Ingredients:
- 1 tablespoon olive oil (15 ml)
- 1 pound Italian sausage, removed from casings (450g)
- 1 medium yellow onion, diced (approx. 1 cup) (150g)
- 2 cloves garlic, minced
- 1 teaspoon dried oregano
- ½ teaspoon dried basil
- ¼ teaspoon red pepper flakes (optional, for a kick)
- 1 (28 ounce) can crushed tomatoes (794g)
- 1 (15 ounce) can tomato sauce (425g)
- 4 cups chicken broth (950 ml)
- 8 ounces lasagna noodles, broken into bite-sized pieces (225g)
- 1 cup heavy cream (240 ml)
- Salt and pepper to taste
- 15 ounces ricotta cheese (425g)
- ½ cup grated Parmesan cheese, plus more for serving (60g)
- ¼ cup chopped fresh parsley, for garnish
- Chopped fresh basil leaves, for garnish
Instructions:
- Heat olive oil in the Dutch oven. Add sausage and cook, breaking it up with a spoon, until browned. Drain off any excess grease.
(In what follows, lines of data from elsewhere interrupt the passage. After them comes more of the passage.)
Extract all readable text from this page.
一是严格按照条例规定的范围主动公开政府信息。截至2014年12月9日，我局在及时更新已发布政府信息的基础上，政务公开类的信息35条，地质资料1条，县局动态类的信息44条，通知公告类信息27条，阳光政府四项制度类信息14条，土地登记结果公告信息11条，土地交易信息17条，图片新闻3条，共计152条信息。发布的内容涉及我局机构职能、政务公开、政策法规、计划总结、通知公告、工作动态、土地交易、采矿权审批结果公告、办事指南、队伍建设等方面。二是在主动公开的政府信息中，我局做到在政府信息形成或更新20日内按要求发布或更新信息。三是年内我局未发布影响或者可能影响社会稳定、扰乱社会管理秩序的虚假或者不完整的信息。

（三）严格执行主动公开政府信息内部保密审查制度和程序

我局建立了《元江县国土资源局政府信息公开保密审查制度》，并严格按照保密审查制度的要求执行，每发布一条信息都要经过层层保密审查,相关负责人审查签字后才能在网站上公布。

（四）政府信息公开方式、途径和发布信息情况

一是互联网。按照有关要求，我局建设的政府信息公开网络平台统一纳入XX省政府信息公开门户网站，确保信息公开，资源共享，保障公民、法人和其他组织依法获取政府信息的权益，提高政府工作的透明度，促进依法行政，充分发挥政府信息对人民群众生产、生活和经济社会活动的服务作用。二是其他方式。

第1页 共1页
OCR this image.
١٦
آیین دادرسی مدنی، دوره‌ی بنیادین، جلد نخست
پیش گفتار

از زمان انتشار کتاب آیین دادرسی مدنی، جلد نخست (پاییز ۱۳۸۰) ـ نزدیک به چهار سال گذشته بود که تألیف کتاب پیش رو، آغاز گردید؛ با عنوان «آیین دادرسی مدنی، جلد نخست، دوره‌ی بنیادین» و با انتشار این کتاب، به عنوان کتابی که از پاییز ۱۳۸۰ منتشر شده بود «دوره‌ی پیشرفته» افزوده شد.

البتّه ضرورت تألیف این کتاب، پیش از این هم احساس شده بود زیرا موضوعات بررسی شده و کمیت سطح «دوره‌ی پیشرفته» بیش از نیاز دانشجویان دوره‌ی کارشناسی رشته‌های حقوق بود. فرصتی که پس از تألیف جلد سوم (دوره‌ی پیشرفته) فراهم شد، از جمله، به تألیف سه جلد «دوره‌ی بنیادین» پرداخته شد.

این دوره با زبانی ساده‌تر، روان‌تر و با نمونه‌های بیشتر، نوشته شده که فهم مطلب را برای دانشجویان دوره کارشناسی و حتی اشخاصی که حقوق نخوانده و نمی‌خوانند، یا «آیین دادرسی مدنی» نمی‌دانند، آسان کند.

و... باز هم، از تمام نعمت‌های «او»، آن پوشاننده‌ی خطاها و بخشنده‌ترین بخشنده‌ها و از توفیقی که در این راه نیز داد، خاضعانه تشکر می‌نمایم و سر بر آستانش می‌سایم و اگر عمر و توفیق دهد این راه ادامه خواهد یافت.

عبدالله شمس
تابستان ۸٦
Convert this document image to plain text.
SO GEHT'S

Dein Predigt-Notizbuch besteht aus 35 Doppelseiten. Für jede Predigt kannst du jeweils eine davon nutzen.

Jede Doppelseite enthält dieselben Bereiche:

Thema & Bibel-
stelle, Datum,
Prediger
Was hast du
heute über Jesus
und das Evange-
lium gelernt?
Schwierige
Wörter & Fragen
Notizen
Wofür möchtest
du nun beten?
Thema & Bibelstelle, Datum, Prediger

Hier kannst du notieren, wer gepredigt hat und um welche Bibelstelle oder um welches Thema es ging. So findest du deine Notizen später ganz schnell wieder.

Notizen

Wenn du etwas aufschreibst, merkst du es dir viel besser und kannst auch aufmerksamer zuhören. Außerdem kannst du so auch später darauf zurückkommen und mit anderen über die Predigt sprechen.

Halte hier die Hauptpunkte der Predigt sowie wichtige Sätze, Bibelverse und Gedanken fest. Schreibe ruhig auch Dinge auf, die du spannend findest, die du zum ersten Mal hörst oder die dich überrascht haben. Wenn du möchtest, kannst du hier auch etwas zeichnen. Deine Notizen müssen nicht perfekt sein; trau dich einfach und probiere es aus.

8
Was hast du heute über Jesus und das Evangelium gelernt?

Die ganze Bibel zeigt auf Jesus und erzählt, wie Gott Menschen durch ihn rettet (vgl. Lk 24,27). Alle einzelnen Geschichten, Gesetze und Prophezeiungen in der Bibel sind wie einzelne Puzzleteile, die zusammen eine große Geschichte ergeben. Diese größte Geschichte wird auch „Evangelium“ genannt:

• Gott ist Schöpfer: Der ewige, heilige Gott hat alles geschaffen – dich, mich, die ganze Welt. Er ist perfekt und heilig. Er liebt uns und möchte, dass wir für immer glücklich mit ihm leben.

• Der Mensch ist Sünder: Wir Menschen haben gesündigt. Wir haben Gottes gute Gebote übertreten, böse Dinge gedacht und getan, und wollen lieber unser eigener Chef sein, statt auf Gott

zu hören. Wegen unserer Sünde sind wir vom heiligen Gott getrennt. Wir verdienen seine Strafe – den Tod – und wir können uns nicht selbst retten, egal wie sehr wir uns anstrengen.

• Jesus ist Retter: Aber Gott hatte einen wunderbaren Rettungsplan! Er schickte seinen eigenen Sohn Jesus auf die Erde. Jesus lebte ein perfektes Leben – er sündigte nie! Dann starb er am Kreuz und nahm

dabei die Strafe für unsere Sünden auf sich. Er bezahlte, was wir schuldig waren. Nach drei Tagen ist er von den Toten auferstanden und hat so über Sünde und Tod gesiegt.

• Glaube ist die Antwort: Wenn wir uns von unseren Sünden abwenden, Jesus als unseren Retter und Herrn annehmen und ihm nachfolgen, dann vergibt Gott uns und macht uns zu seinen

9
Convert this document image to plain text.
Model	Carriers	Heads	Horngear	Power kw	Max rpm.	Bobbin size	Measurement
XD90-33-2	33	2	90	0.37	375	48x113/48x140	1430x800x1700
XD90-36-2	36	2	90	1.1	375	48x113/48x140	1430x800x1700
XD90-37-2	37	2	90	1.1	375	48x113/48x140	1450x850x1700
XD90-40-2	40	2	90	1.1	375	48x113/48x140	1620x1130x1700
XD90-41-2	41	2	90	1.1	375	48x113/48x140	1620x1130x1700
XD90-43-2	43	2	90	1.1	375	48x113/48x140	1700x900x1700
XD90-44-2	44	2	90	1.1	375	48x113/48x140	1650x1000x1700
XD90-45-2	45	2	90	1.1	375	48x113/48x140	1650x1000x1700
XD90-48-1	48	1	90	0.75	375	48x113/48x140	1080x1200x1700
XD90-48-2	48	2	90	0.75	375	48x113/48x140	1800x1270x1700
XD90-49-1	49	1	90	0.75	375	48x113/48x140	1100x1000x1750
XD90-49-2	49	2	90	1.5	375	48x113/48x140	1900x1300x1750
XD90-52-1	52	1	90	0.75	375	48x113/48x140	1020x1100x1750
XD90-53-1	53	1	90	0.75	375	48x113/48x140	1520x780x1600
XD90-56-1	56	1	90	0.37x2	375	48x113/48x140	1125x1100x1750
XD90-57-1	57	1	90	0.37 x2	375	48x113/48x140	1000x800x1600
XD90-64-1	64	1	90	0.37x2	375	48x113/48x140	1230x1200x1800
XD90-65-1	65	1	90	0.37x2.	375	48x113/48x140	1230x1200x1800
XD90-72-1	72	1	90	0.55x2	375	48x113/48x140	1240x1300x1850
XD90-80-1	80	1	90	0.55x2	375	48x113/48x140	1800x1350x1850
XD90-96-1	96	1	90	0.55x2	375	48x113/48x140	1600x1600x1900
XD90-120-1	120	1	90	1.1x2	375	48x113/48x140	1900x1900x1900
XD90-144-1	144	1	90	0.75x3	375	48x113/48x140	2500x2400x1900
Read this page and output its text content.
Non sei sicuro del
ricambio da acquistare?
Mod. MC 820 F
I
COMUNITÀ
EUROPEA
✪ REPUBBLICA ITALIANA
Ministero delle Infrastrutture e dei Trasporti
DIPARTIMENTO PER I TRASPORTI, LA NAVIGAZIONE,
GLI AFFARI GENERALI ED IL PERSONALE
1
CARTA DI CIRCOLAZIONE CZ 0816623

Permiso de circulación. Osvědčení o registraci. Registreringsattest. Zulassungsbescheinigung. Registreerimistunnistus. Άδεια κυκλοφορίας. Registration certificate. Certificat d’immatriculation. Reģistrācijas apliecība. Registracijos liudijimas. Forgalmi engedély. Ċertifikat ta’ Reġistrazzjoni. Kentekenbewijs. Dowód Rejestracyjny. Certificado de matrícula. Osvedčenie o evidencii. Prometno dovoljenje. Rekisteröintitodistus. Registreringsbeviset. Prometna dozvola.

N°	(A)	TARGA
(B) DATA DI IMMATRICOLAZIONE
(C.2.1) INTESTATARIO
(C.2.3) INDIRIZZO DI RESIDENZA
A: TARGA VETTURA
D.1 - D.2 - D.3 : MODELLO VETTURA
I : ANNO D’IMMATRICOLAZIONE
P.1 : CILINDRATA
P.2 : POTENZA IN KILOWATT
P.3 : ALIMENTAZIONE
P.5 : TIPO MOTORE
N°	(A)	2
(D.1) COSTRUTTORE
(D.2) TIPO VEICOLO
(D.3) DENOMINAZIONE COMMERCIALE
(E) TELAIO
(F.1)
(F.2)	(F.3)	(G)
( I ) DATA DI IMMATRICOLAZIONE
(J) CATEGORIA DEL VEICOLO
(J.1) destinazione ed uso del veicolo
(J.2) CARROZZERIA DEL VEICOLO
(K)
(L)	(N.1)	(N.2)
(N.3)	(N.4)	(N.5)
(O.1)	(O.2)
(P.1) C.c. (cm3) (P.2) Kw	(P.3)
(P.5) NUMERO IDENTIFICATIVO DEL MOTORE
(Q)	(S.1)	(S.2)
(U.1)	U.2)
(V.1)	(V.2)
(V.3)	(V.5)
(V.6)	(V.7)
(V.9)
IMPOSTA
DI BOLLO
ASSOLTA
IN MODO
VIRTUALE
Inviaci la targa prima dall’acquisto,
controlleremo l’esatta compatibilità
- Add onion and garlic to the pot. Cook until softened, about 5 minutes.
- Stir in oregano, basil, and red pepper flakes (if using). Cook for 1 minute to release the aroma.
- Pour in crushed tomatoes, tomato sauce, and chicken broth. Bring to a simmer.
- Add the broken lasagna noodles to the simmering sauce. Cook until noodles are tender, about 10-12 minutes, stirring occasionally to prevent sticking.
- Stir in heavy cream and simmer for another 2-3 minutes to heat through. Season with salt and pepper to taste.
- Ladle soup into bowls. Top with a dollop of ricotta cheese, a sprinkle of Parmesan cheese, and a garnish of fresh parsley and basil.